Hilary lifts her pen off the page. ‘I’m talking about now. Are you being honest now?’

‘Don’t I have to answer Never, Rarely or whatever to that?’

Hilary cocks her chin to the side in a wary be-serious way.

Yes, I’m being honest.’

‘So everything applies to you, but only occasionally? Does that sound truthful to you?’

‘Yup.’

‘Yes to which question?’

‘Both.’

Hilary sighs. ‘Fine. Let’s move on.’ She locates her place on the clipboard again, pen poised. ‘Do you isolate yourself from other people?’

I hear Mom draw in her breath. ‘No.’

‘Justine, please answer Never, Rarely, Occasionally, Often or Always.’

‘I thought we were back to yes/no.’

Hilary swishes her head in slow-mo. ‘Never, Rarely, Occasionally, Often or Always.’

‘Never.’ Mom pushes the air out of her lungs like it was noxious fumes. ‘OK, rarely,’ I concede.

‘Do you fear being rejected or abandoned?’

‘Occasionally.’

‘Do you find it difficult to express your own emotions?’

‘Occasionally.’

‘Do you have trouble with intimate relationships?’

‘I’m only fifteen. Are you going to make me out be a sex maniac too?’

‘Are you?’

‘I’m a virgin.’ I expect her to say, ‘Sure about that?’ but she doesn’t. Mom and Dad appear momentarily relieved.

‘Do you respond with anxiety to authority figures?’

‘Yes!’ I roar, then make sure to add, ‘Occasionally.’

‘Fine. Now I’d like to ask you a few questions about your relationship with your brother.’

My vertebrae stiffen against the rungs of my ladder back. ‘I don’t want to talk about him.’

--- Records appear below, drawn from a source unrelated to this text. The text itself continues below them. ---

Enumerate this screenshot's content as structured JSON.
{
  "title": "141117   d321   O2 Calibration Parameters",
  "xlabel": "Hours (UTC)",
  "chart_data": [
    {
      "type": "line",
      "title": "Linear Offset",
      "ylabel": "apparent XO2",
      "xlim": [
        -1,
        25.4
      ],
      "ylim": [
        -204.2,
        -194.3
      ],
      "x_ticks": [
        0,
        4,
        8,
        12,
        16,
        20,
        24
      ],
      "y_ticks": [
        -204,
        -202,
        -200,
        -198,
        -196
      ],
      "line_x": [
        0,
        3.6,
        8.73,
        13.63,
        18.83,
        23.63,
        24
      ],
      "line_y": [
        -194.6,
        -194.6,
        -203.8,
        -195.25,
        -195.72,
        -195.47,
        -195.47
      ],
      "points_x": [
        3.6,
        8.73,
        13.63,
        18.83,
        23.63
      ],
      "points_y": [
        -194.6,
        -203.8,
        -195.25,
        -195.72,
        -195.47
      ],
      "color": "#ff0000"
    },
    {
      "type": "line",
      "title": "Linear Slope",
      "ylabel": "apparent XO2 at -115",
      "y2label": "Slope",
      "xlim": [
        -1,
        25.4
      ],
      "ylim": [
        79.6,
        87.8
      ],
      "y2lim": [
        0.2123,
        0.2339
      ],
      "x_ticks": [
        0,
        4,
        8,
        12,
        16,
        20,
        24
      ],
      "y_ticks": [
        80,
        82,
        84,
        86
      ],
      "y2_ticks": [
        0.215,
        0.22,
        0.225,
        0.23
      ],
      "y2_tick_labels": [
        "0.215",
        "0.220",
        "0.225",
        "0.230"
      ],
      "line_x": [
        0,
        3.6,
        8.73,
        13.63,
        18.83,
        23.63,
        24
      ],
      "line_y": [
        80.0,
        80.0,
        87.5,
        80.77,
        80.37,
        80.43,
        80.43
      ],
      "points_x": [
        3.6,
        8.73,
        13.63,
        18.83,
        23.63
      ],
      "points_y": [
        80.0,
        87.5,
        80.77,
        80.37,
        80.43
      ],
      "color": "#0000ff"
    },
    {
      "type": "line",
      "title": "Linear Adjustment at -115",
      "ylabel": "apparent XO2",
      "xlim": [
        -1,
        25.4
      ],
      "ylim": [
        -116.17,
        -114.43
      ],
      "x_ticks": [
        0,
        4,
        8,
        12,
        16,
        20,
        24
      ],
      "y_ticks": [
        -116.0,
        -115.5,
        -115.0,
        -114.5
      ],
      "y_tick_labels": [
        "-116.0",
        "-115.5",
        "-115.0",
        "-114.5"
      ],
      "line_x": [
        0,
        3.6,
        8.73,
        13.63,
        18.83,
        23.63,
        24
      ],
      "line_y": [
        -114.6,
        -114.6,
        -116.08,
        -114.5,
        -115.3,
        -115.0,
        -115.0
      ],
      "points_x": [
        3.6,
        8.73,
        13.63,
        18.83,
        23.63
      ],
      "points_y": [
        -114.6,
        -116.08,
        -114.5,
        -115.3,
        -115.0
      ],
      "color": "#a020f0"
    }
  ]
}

She distributes sympathetic nods to Dad, Mom and me in turn. ‘I realise it’s a sensitive subject but I think it’s necessary.’

‘I don’t want to talk about Josh.’

‘Do you think Joshua is more important than you are?’

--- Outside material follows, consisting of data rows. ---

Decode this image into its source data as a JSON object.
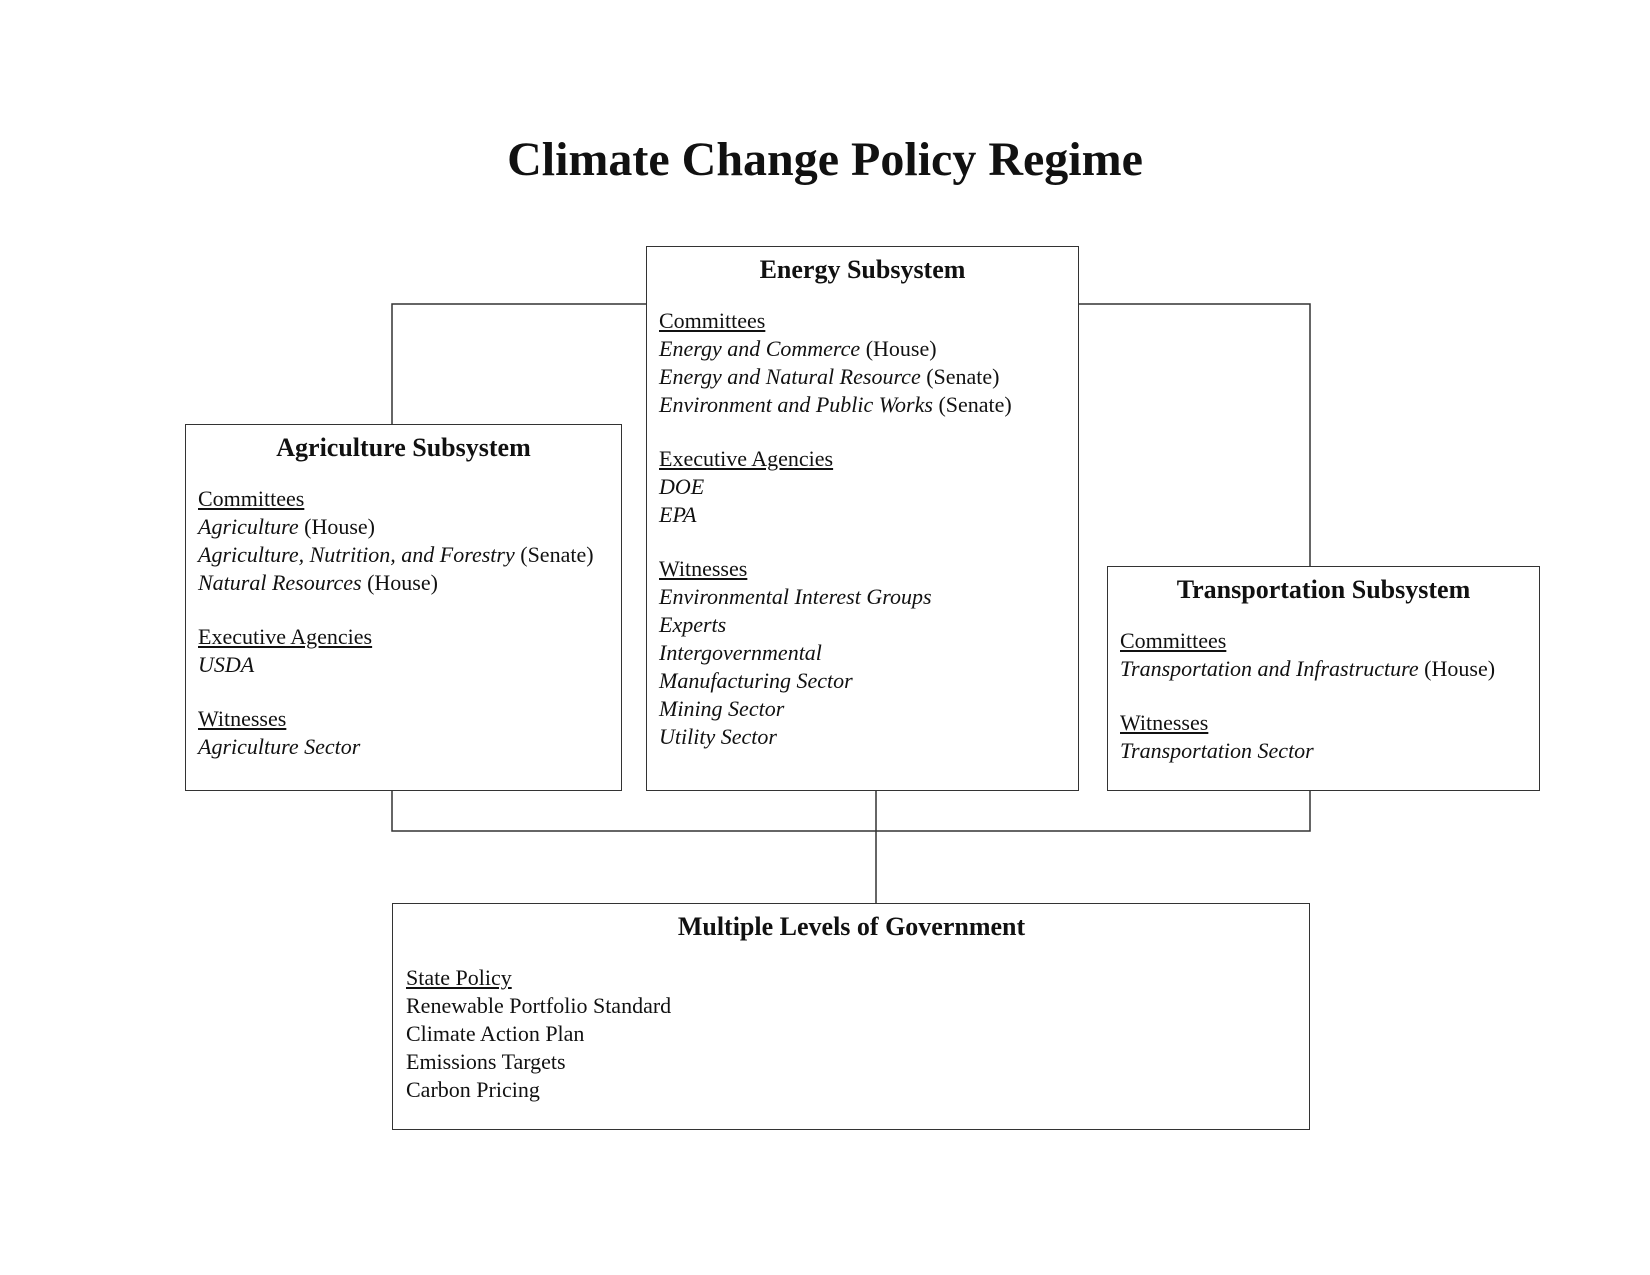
{
  "title": "Climate Change Policy Regime",
  "agriculture": {
    "heading": "Agriculture Subsystem",
    "sections": [
      {
        "label": "Committees",
        "items": [
          {
            "name": "Agriculture",
            "chamber": "(House)"
          },
          {
            "name": "Agriculture, Nutrition, and Forestry",
            "chamber": "(Senate)"
          },
          {
            "name": "Natural Resources",
            "chamber": "(House)"
          }
        ]
      },
      {
        "label": "Executive Agencies",
        "items": [
          {
            "name": "USDA",
            "chamber": ""
          }
        ]
      },
      {
        "label": "Witnesses",
        "items": [
          {
            "name": "Agriculture Sector",
            "chamber": ""
          }
        ]
      }
    ]
  },
  "energy": {
    "heading": "Energy Subsystem",
    "sections": [
      {
        "label": "Committees",
        "items": [
          {
            "name": "Energy and Commerce",
            "chamber": "(House)"
          },
          {
            "name": "Energy and Natural Resource",
            "chamber": "(Senate)"
          },
          {
            "name": "Environment and Public Works",
            "chamber": "(Senate)"
          }
        ]
      },
      {
        "label": "Executive Agencies",
        "items": [
          {
            "name": "DOE",
            "chamber": ""
          },
          {
            "name": "EPA",
            "chamber": ""
          }
        ]
      },
      {
        "label": "Witnesses",
        "items": [
          {
            "name": "Environmental Interest Groups",
            "chamber": ""
          },
          {
            "name": "Experts",
            "chamber": ""
          },
          {
            "name": "Intergovernmental",
            "chamber": ""
          },
          {
            "name": "Manufacturing Sector",
            "chamber": ""
          },
          {
            "name": "Mining Sector",
            "chamber": ""
          },
          {
            "name": "Utility Sector",
            "chamber": ""
          }
        ]
      }
    ]
  },
  "transportation": {
    "heading": "Transportation Subsystem",
    "sections": [
      {
        "label": "Committees",
        "items": [
          {
            "name": "Transportation and Infrastructure",
            "chamber": "(House)"
          }
        ]
      },
      {
        "label": "Witnesses",
        "items": [
          {
            "name": "Transportation Sector",
            "chamber": ""
          }
        ]
      }
    ]
  },
  "government": {
    "heading": "Multiple Levels of Government",
    "sections": [
      {
        "label": "State Policy",
        "items": [
          {
            "plain": "Renewable Portfolio Standard"
          },
          {
            "plain": "Climate Action Plan"
          },
          {
            "plain": "Emissions Targets"
          },
          {
            "plain": "Carbon Pricing"
          }
        ]
      }
    ]
  }
}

‘That has nothing to do with anything.’

‘I’m not so sure. Did you feel rejected when Joshua started spending more time with his druggie friends than with you?’

‘Stop it.’

‘How did you feel when he ran away to Florida?’

I imagine you in Miami, tanned and smiling, wearing pastel print shirts and sipping matching cocktails in fluted glasses with umbrellas sticking out of them. How did I feel?

‘Stop,’ I tell her.

‘Did you think that he’d abandoned you?’

I think I say stop again. Stop, stop, stop.

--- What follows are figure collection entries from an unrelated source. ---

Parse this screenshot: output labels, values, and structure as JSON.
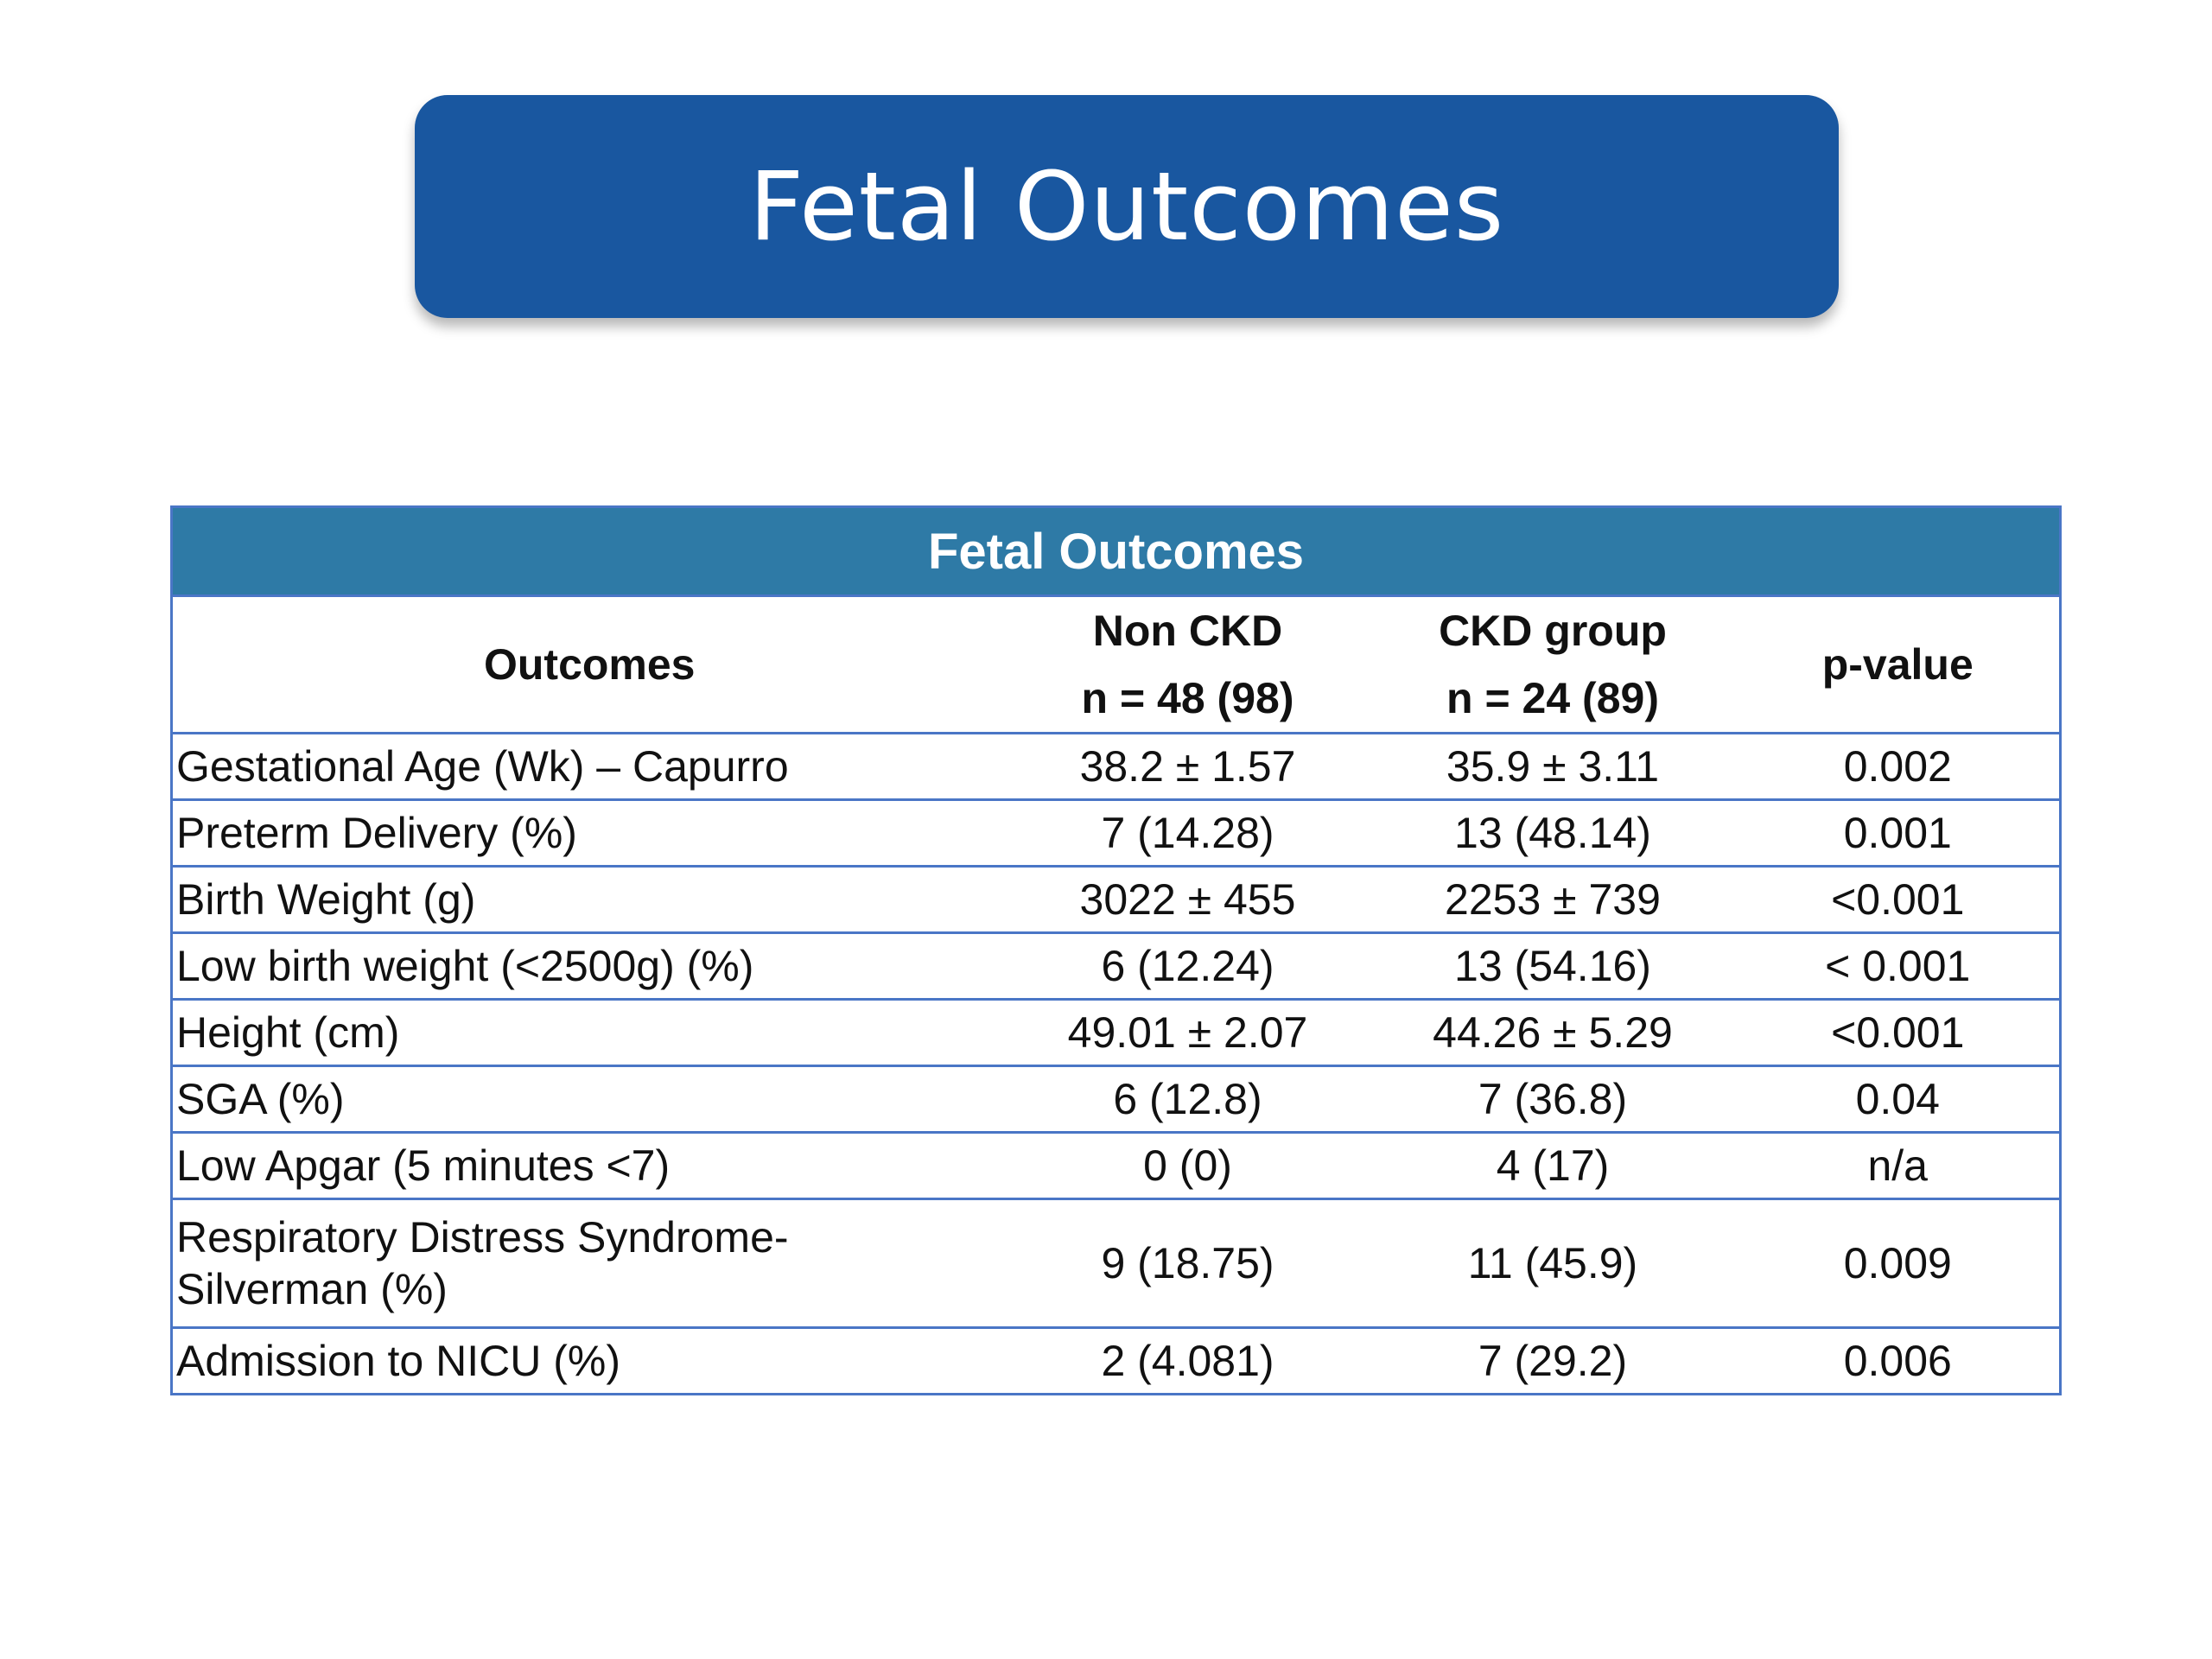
{
  "slide": {
    "title": "Fetal Outcomes",
    "accent_color": "#1957a0"
  },
  "table": {
    "banner": "Fetal Outcomes",
    "banner_color": "#2e7aa6",
    "border_color": "#4a76c6",
    "headers": {
      "outcomes": "Outcomes",
      "non_ckd_line1": "Non CKD",
      "non_ckd_line2": "n = 48 (98)",
      "ckd_line1": "CKD group",
      "ckd_line2": "n = 24 (89)",
      "p_value": "p-value"
    },
    "rows": [
      {
        "label": "Gestational Age (Wk) – Capurro",
        "non_ckd": "38.2 ± 1.57",
        "ckd": "35.9 ± 3.11",
        "p": "0.002"
      },
      {
        "label": "Preterm Delivery  (%)",
        "non_ckd": "7 (14.28)",
        "ckd": "13 (48.14)",
        "p": "0.001"
      },
      {
        "label": "Birth Weight (g)",
        "non_ckd": "3022 ± 455",
        "ckd": "2253 ± 739",
        "p": "<0.001"
      },
      {
        "label": "Low birth weight (<2500g) (%)",
        "non_ckd": "6 (12.24)",
        "ckd": "13 (54.16)",
        "p": "< 0.001"
      },
      {
        "label": "Height (cm)",
        "non_ckd": "49.01 ± 2.07",
        "ckd": "44.26 ± 5.29",
        "p": "<0.001"
      },
      {
        "label": "SGA (%)",
        "non_ckd": "6 (12.8)",
        "ckd": "7 (36.8)",
        "p": "0.04"
      },
      {
        "label": "Low Apgar  (5 minutes <7)",
        "non_ckd": "0 (0)",
        "ckd": "4 (17)",
        "p": "n/a"
      },
      {
        "label_line1": "Respiratory Distress Syndrome-",
        "label_line2": "Silverman  (%)",
        "non_ckd": "9 (18.75)",
        "ckd": "11 (45.9)",
        "p": "0.009"
      },
      {
        "label": "Admission to NICU (%)",
        "non_ckd": "2 (4.081)",
        "ckd": "7 (29.2)",
        "p": "0.006"
      }
    ]
  }
}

‘Were you ever embarrassed by Joshua’s actions?’

‘Joshua never did anything to hurt or embarrass me.’

‘Maybe it’s not something he did, maybe it was just the way he was. He did have a certain reputation after all, didn’t he?’

‘No. I said, I don’t want to talk about this.’

‘Did you resent Joshua for not letting you help him?’

I fling myself into tantrum mode, just like when we were kids. I scream at the top of my lungs, pound my feet on the floor, slam my hands against the sides of my seat, splinters shooting into my palms like poisoned darts. ‘Would you fucking leave Joshua out of this?

Mom’s crying but I don’t allow myself to cry. Dad uncrosses his legs and plants his feet full-sole to the floor. Hilary starts to gather up her papers.

‘OK, Justine. Thank you for being so patient. Just one final question. What do you want to get out of life?’

‘Right now? Right this minute?’

‘Sure.’

‘I want to get the hell out of here.’

‘Anything else?’

I pause, roll my shoulders. ‘I want a 1500 score on my SATs, I want to graduate from high school magna cum laude, I want to go to an Ivy League college and fall in love with a future Supreme Court judge and have babies and discover a cure for cancer and do lots and lots of great things. You know, the usual.’ Our mother beams and our father makes a comforting chip-off-the-old-block kind of noise. I’m the golden child again, I can feel the weight of my halo resting round my temples and I love it.

Hilary, too, manages a small smile. ‘Excellent. Well, we’ll see what we can do about that.’